Washington, D.C. 20549

Form 8-K

Current Report
Pursuant to Section 13 or 15(d) of
the Securities Exchange Act of 1934

Date of Report (date of earliest event reported): September 30, 2004

STARTEK, INC.


(Exact name of Registrant as specified in its charter)

 

         
DELAWARE   1-12793   84-1370538

 
(State or other jurisdiction of incorporation or organization)   (Commission File Number)   (I.R.S. Employer Identification No.)

 

100 Garfield Street, Denver, Colorado 80206


(Address of principal executive offices; zip code)

 

(303) 399-2400


(Registrant’s telephone number, including area code)

 

 


(Former name, former address and former fiscal year, if changed since last report)

Check the appropriate box below if the Form 8-K filing is intended to simultaneously satisfy the filing obligation of the registrant under any of the following provisions (see General Instruction A.2 below):

o  Written communications pursuant to Rule 425 under the Securities Act (17 CFR 230.425)

o  Soliciting material pursuant to Rule 14a-12 under the Exchange Act (17 CFR 240.14a-12)

o  Pre-commencement communications pursuant to Rule 14d-2(b) under the Exchange Act (17 CFR 240.14d-2(b))

o  Pre-commencement communications pursuant to Rule 13e-4(c) under the Exchange Act (17 CFR 240.13e-4(c))



 


 

ITEM 2.05. Costs Associated with Exit or Disposal Activities

     On September 30, 2004, StarTek, Inc. (the “Company”) completed the sale of StarTek Europe, Ltd., the Company’s operating subsidiary in the United Kingdom.

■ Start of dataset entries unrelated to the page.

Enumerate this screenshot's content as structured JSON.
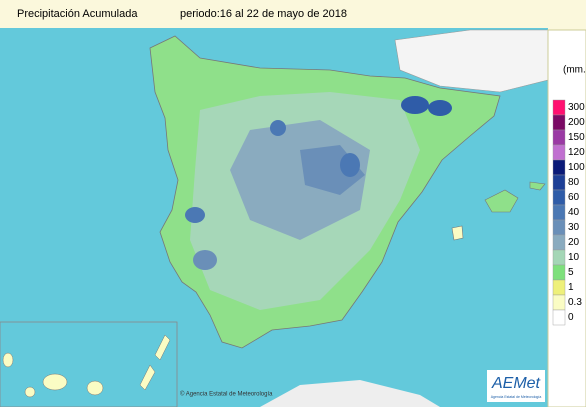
{
  "header": {
    "title": "Precipitación Acumulada",
    "period": "periodo:16 al 22 de mayo de 2018"
  },
  "legend": {
    "unit": "(mm.",
    "items": [
      {
        "value": 300,
        "color": "#ff1070"
      },
      {
        "value": 200,
        "color": "#7a0a64"
      },
      {
        "value": 150,
        "color": "#9a3aa4"
      },
      {
        "value": 120,
        "color": "#c070d0"
      },
      {
        "value": 100,
        "color": "#0a1a78"
      },
      {
        "value": 80,
        "color": "#1d3f96"
      },
      {
        "value": 60,
        "color": "#2f5ca8"
      },
      {
        "value": 40,
        "color": "#4b78b4"
      },
      {
        "value": 30,
        "color": "#6a8fb8"
      },
      {
        "value": 20,
        "color": "#8aabbf"
      },
      {
        "value": 10,
        "color": "#a4d6b6"
      },
      {
        "value": 5,
        "color": "#7ee07c"
      },
      {
        "value": 1,
        "color": "#eef07a"
      },
      {
        "value": 0.3,
        "color": "#fafcc4"
      },
      {
        "value": 0,
        "color": "#ffffff"
      }
    ]
  },
  "footer": {
    "credit": "© Agencia Estatal de Meteorología",
    "logo": "AEMet",
    "logo_sub": "Agencia Estatal de Meteorología"
  }
}
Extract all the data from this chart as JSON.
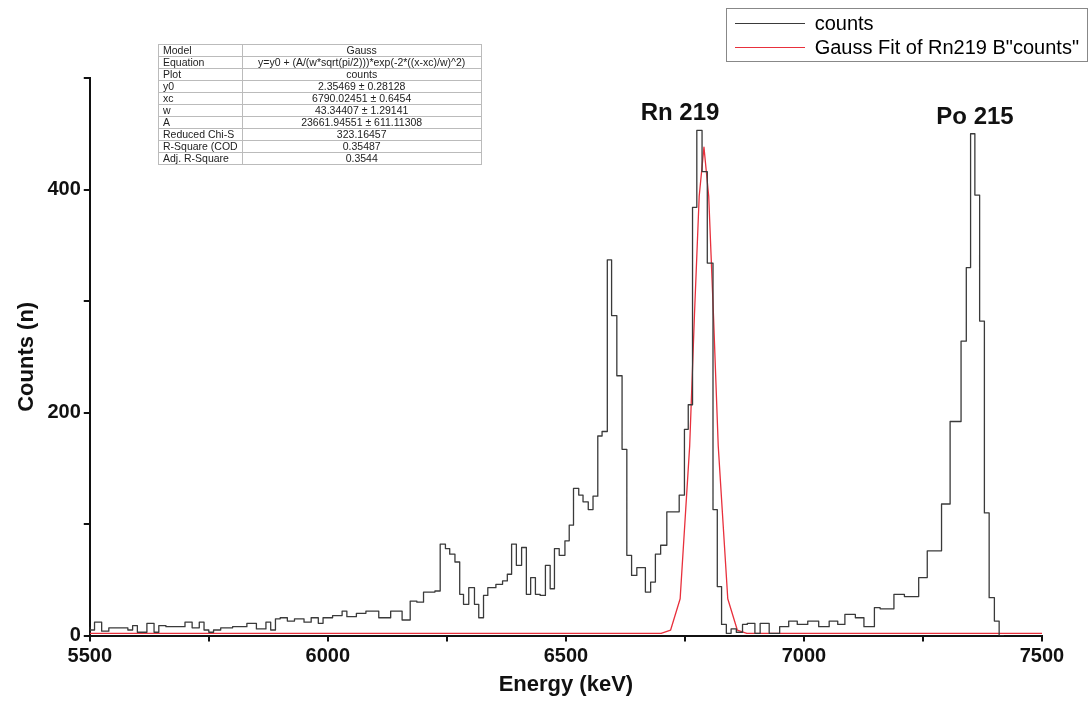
{
  "chart_data": {
    "type": "line",
    "xlabel": "Energy (keV)",
    "ylabel": "Counts (n)",
    "xlim": [
      5500,
      7500
    ],
    "xticks": [
      5500,
      {
        "value": 5750,
        "label": null
      },
      6000,
      {
        "value": 6250,
        "label": null
      },
      6500,
      {
        "value": 6750,
        "label": null
      },
      7000,
      {
        "value": 7250,
        "label": null
      },
      7500
    ],
    "ylim": [
      0,
      500
    ],
    "yticks": [
      0,
      {
        "value": 100,
        "label": null
      },
      200,
      {
        "value": 300,
        "label": null
      },
      400,
      {
        "value": 500,
        "label": null
      }
    ],
    "grid": false,
    "legend": "top right",
    "marker": "none",
    "line_style": "solid",
    "series": [
      {
        "name": "counts",
        "type": "step",
        "color": "#3a3a3a",
        "x": [
          5500,
          5510,
          5525,
          5540,
          5580,
          5590,
          5600,
          5620,
          5635,
          5645,
          5660,
          5700,
          5715,
          5730,
          5740,
          5750,
          5760,
          5775,
          5800,
          5830,
          5850,
          5870,
          5880,
          5890,
          5900,
          5915,
          5930,
          5950,
          5965,
          5980,
          5990,
          6010,
          6030,
          6040,
          6060,
          6080,
          6107,
          6132,
          6156,
          6173,
          6187,
          6201,
          6225,
          6236,
          6247,
          6256,
          6267,
          6277,
          6285,
          6296,
          6308,
          6317,
          6327,
          6336,
          6353,
          6367,
          6377,
          6386,
          6396,
          6407,
          6417,
          6426,
          6436,
          6446,
          6457,
          6467,
          6476,
          6486,
          6498,
          6507,
          6516,
          6527,
          6536,
          6547,
          6557,
          6567,
          6576,
          6587,
          6596,
          6607,
          6618,
          6628,
          6638,
          6649,
          6667,
          6678,
          6688,
          6699,
          6712,
          6738,
          6749,
          6757,
          6766,
          6775,
          6786,
          6797,
          6809,
          6818,
          6827,
          6837,
          6847,
          6858,
          6871,
          6881,
          6897,
          6908,
          6927,
          6949,
          6968,
          6986,
          7008,
          7031,
          7053,
          7071,
          7086,
          7108,
          7126,
          7148,
          7160,
          7189,
          7211,
          7241,
          7259,
          7289,
          7307,
          7330,
          7341,
          7350,
          7359,
          7369,
          7379,
          7389,
          7400,
          7410,
          7420
        ],
        "values": [
          8,
          5,
          12,
          4,
          7,
          5,
          9,
          3,
          11,
          3,
          9,
          8,
          12,
          7,
          12,
          5,
          3,
          5,
          7,
          8,
          11,
          6,
          12,
          5,
          15,
          16,
          13,
          15,
          12,
          16,
          11,
          16,
          18,
          22,
          17,
          20,
          22,
          16,
          22,
          14,
          31,
          30,
          39,
          40,
          82,
          78,
          73,
          66,
          37,
          28,
          43,
          28,
          16,
          36,
          43,
          46,
          49,
          55,
          82,
          63,
          79,
          37,
          52,
          37,
          36,
          63,
          42,
          78,
          72,
          85,
          99,
          132,
          126,
          120,
          113,
          125,
          179,
          183,
          337,
          287,
          233,
          167,
          72,
          54,
          61,
          39,
          48,
          73,
          81,
          111,
          126,
          185,
          207,
          384,
          453,
          416,
          334,
          113,
          44,
          10,
          2,
          6,
          3,
          10,
          11,
          2,
          11,
          2,
          8,
          13,
          10,
          13,
          8,
          13,
          10,
          19,
          16,
          8,
          25,
          24,
          37,
          35,
          52,
          76,
          118,
          192,
          264,
          330,
          450,
          395,
          282,
          110,
          34,
          13,
          0
        ]
      },
      {
        "name": "Gauss Fit of Rn219 B\"counts\"",
        "type": "line",
        "color": "#e8303c",
        "x": [
          5500,
          6000,
          6500,
          6700,
          6720,
          6740,
          6760,
          6770,
          6780,
          6790,
          6800,
          6810,
          6820,
          6840,
          6860,
          6880,
          6900,
          7000,
          7500
        ],
        "values": [
          2,
          2,
          2,
          2,
          5,
          33,
          170,
          287,
          394,
          438,
          394,
          287,
          170,
          33,
          5,
          2,
          2,
          2,
          2
        ]
      }
    ],
    "annotations": [
      "Rn 219",
      "Po 215",
      "Model",
      "Gauss",
      "Equation",
      "y=y0 + (A/(w*sqrt(pi/2)))*exp(-2*((x-xc)/w)^2)",
      "Plot",
      "counts",
      "y0",
      "2.35469 ± 0.28128",
      "xc",
      "6790.02451 ± 0.6454",
      "w",
      "43.34407 ± 1.29141",
      "A",
      "23661.94551 ± 611.11308",
      "Reduced Chi-S",
      "323.16457",
      "R-Square (COD",
      "0.35487",
      "Adj. R-Square",
      "0.3544"
    ]
  }
}
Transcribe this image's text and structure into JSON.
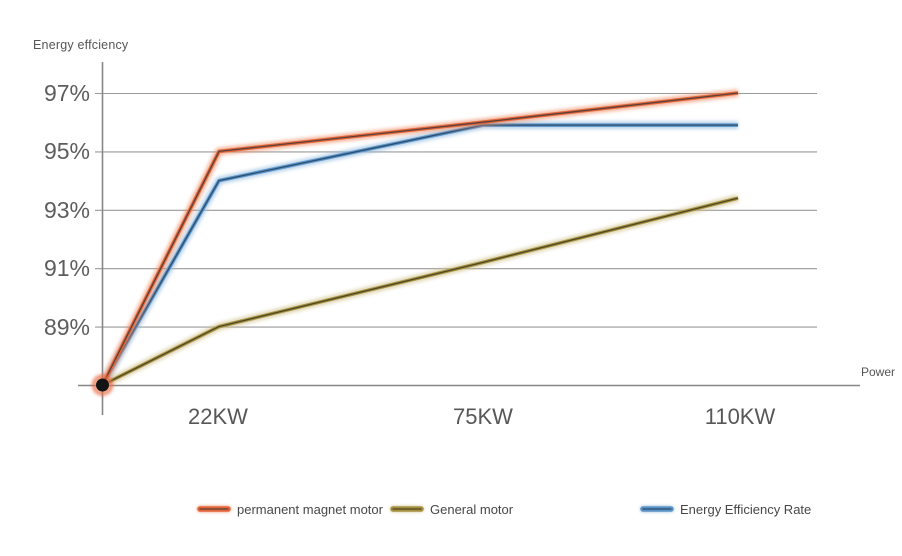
{
  "y_axis_title": "Energy effciency",
  "x_axis_title": "Power",
  "chart_data": {
    "type": "line",
    "title": "",
    "xlabel": "Power",
    "ylabel": "Energy effciency",
    "categories": [
      "22KW",
      "75KW",
      "110KW"
    ],
    "yticks": [
      "97%",
      "95%",
      "93%",
      "91%",
      "89%"
    ],
    "ytick_values": [
      97,
      95,
      93,
      91,
      89
    ],
    "ylim": [
      86.8,
      97.5
    ],
    "origin_value": 87,
    "grid": true,
    "legend_position": "bottom",
    "series": [
      {
        "name": "permanent magnet motor",
        "color": "#e2663a",
        "glow": "#f0885f",
        "core": "#5d4037",
        "values": [
          95,
          96,
          97
        ]
      },
      {
        "name": "General motor",
        "color": "#a59141",
        "glow": "#cfc08a",
        "core": "#4f4722",
        "values": [
          89,
          91.2,
          93.4
        ]
      },
      {
        "name": "Energy Efficiency Rate",
        "color": "#5b93c7",
        "glow": "#8fb9de",
        "core": "#2a4f70",
        "values": [
          94,
          95.9,
          95.9
        ]
      }
    ],
    "origin_point_color": "#141414",
    "origin_glow_color": "#e8683c",
    "grid_color": "#9a9a9a",
    "axis_color": "#878787"
  }
}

StarTek Europe provided business process management services from two facilities in Hartlepool, England, which StarTek Europe leased from third parties.

     The sale was completed pursuant to a Share Purchase Agreement among the Company, StarTek Europe and Taelus Limited, a UK company. Pursuant to the terms of the Share Purchase Agreement, the Company made a capital contribution to StarTek Europe immediately prior to completion of the transaction, in the form of a cash payment and a contribution of certain intercompany debt owed by StarTek Europe to the Company. Following these transactions, the Company conveyed all of the issued and outstanding capital stock of StarTek Europe to Taelus Limited, together with a cash payment.

     As a result of this transaction, the Company will recognize charges and incur costs relating to the sale totaling approximately $2.4 million for the three months ended September 30, 2004, consisting of a $1.2 million write-off of the Company’s equity investment in StarTek Europe, net of the intercompany debt contributed to capital prior to the closing, $1.1 million of cash contributed to capital prior to closing or transferred to Taelus in connection with the closing and approximately $100,000 of miscellaneous expenses.

ITEM 9.01. Financial Statements and Exhibits

     
Exhibits
   
10.1
  Share Purchase Agreement by and among StarTek, Inc., StarTek Europe Ltd. and Taelus Limited, dated September 30, 2004.
 
99.1
  Press Release dated October 6, 2004.

SIGNATURES

     Pursuant to the requirements of the Securities and Exchange Act of 1934, the Registrant has duly caused this report to be signed on its behalf by the undersigned thereunto duly authorized.

         
  STARTEK, INC.
 
 
 
Date: October 6, 2004  By:   /s/ William E. Meade, Jr.    
    William E. Meade, Jr.   
    President and Chief Executive Officer   
 

 


 

INDEX OF EXHIBITS

     
Exhibits
   
10.1
  Share Purchase Agreement by and among StarTek, Inc., StarTek Europe Ltd. and Taelus Limited, dated September 30, 2004.
 
99.1
  Press Release dated October 6, 2004.